Афганец, застегнув свой широкий пояс, с вызывающим видом скрылся во мраке, а лама настолько спустился с облаков, что взглянул на широкую спину удалявшегося Махбуба.
— Этот человек не благовоспитан и обманывается тенями явлений. Но он говорил хорошо о моем челе, который теперь должен получить награду. Я помолюсь… Просыпайся, о счастливейший из всех рожденных женщиной! Просыпайся! Она найдена!
Ким очнулся от глубокого сна, и лама терпеливо ожидал, пока он перестанет зевать, все время щелкая пальцами, чтобы отогнать злых духов.
— Я проспал сто лет! Где мы? Служитель Божий, ты давно здесь? Я пошел искать тебя, но, — он засмеялся
— Прошло, все прошло. Разве ты не знаешь?
— Я ничего не знаю, кроме того, что не видел тебя целый век. Не знаю чего?
— Странно, что весть об этом не дошла до тебя, когда все мои помыслы были устремлены к тебе.
— Я не могу видеть лица, но голос твой звучит как гонг. Уж не возвратила ли тебе молодость сахиба своей стряпней?..
Он взглянул на сидевшую со скрещенными ногами черную фигуру, выделявшуюся на светло-желтом фоне сумерек. Так сидит в Лагорском музее каменный Боди-сатва, смотрящий вниз на патентованные, самодвижущиеся турникеты.
Лама хранил молчание. Их обвевало нежное, дымчатое безмолвие индийского вечера, нарушавшееся только щелканьем четок и звуком отдаленных шагов Махбуба.
— Выслушай меня! Я принес новости.
— Но мы…
Длинная желтая рука поднялась и заставила его замолчать. Ким поспешно спрятал ноги под одежду.

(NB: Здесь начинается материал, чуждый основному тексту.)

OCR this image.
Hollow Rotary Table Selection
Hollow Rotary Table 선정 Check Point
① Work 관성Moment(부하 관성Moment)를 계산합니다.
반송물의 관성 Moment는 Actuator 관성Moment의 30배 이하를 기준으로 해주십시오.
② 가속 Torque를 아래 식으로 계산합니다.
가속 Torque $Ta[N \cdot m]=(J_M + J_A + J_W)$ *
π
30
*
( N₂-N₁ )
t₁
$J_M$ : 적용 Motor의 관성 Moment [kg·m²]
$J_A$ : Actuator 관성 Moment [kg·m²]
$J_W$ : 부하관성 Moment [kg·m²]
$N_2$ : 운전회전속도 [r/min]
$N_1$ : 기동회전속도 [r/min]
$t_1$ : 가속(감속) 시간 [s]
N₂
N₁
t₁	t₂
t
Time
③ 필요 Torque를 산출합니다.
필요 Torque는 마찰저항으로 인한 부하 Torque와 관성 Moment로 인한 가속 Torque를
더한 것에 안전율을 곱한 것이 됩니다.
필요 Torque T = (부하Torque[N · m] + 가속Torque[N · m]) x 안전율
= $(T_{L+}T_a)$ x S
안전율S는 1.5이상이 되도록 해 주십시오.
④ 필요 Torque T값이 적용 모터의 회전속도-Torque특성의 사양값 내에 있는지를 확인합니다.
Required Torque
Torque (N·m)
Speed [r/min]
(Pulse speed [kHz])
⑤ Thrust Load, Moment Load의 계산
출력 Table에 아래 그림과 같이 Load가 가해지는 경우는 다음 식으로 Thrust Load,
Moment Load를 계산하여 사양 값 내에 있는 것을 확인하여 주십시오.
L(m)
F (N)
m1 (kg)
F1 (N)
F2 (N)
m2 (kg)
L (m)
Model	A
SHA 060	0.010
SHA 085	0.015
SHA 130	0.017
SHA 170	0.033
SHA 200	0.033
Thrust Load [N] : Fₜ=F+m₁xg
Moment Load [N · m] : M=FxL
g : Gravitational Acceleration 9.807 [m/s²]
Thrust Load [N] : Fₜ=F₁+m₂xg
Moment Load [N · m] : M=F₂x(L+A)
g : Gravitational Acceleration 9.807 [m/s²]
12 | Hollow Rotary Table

— Выслушай меня! Я принес новости! Поиски закончены. Теперь ждет награда. Вот как. Когда мы были в горах, я жил твоей силой, пока молодая ветвь не согнулась и чуть было не сломалась. Когда мы сошли с гор, я беспокоился о тебе и о многом, что лежало у меня на сердце. Челн моей души потерял направление: я не мог заглянуть в Причину Вещей. Поэтому я отдал тебя полностью на попечение добродетельной женщины. Я не принимал пищи. Я не пил воды. Но я все же не видел Пути. Мне навязывали пищу, кричали сквозь запертую дверь. Поэтому я удалился в пещеру под деревом. Я не принимал пищи. Я не пил воды. Я просидел в размышлении два дня и две ночи, стараясь отвлечься от внешнего мира и задерживать дыхание, как это полагается при благочестивых размышлениях. На вторую ночь — так велика была моя награда — мудрая Душа освободилась от глупой Плоти и стала свободной. Этого я никогда еще не достигал, хотя бывал близок к тому. Обрати на это внимание, потому что это — чудо!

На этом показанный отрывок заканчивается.